The grandmother says she didn’t know about the drugs and is the victim of Nigerian scammers.
“This wasn’t anything that was on our radar,” Hilaire said.
“If I had have heard about something like this happening to someone like mum, I would ask a lot more questions than we did.”
Donna Nelson’s lawyers has been working tirelessly over the past 22 months to prepare her case after the trial was put off in July.
Her lawyer says the grandmother is in good spirits and believes the truth will finally come out.
“We’re excited about seeing mum but we are becoming aware of what she’s up against with the system over there and their conviction rate,” Hilaire said.
“It’s just really hard at the moment.”
After her trial was delayed, authorities her granddaughter to see her briefly from behind glass, with her lawyers.

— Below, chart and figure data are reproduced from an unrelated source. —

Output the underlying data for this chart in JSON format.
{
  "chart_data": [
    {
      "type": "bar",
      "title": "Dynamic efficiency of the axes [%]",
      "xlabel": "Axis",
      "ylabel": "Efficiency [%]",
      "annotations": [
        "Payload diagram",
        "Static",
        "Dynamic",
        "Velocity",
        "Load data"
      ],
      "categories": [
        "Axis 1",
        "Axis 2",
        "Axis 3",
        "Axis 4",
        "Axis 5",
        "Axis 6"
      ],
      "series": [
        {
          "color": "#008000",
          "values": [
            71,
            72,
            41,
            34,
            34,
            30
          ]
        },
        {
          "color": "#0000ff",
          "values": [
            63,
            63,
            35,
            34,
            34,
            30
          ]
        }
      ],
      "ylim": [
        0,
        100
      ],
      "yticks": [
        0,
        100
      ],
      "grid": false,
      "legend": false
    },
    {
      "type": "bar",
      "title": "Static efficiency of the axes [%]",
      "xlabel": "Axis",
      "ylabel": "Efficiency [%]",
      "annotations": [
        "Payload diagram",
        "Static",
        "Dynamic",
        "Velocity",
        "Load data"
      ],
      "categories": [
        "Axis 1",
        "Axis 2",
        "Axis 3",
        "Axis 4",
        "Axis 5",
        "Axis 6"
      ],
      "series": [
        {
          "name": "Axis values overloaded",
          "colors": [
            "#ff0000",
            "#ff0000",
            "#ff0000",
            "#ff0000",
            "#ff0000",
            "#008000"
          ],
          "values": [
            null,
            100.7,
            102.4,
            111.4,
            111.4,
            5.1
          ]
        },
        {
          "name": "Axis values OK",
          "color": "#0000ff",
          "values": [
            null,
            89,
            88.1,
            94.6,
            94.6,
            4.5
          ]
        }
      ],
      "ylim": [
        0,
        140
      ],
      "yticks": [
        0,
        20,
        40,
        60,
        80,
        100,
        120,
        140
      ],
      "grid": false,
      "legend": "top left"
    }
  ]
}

The little girl and her cousin will be joining the family in Japan this week.
“She’s an honest person, she loved her kids and her aboriginal culture, she would never be doing anything like this,” daughter Janelle Morgan said.
The trial a battle they hope will see their mum home in time for Christmas.
“I just hope and wish for mum to get a fair trial and I believe if she does, she’ll be coming home,” Hilaire said.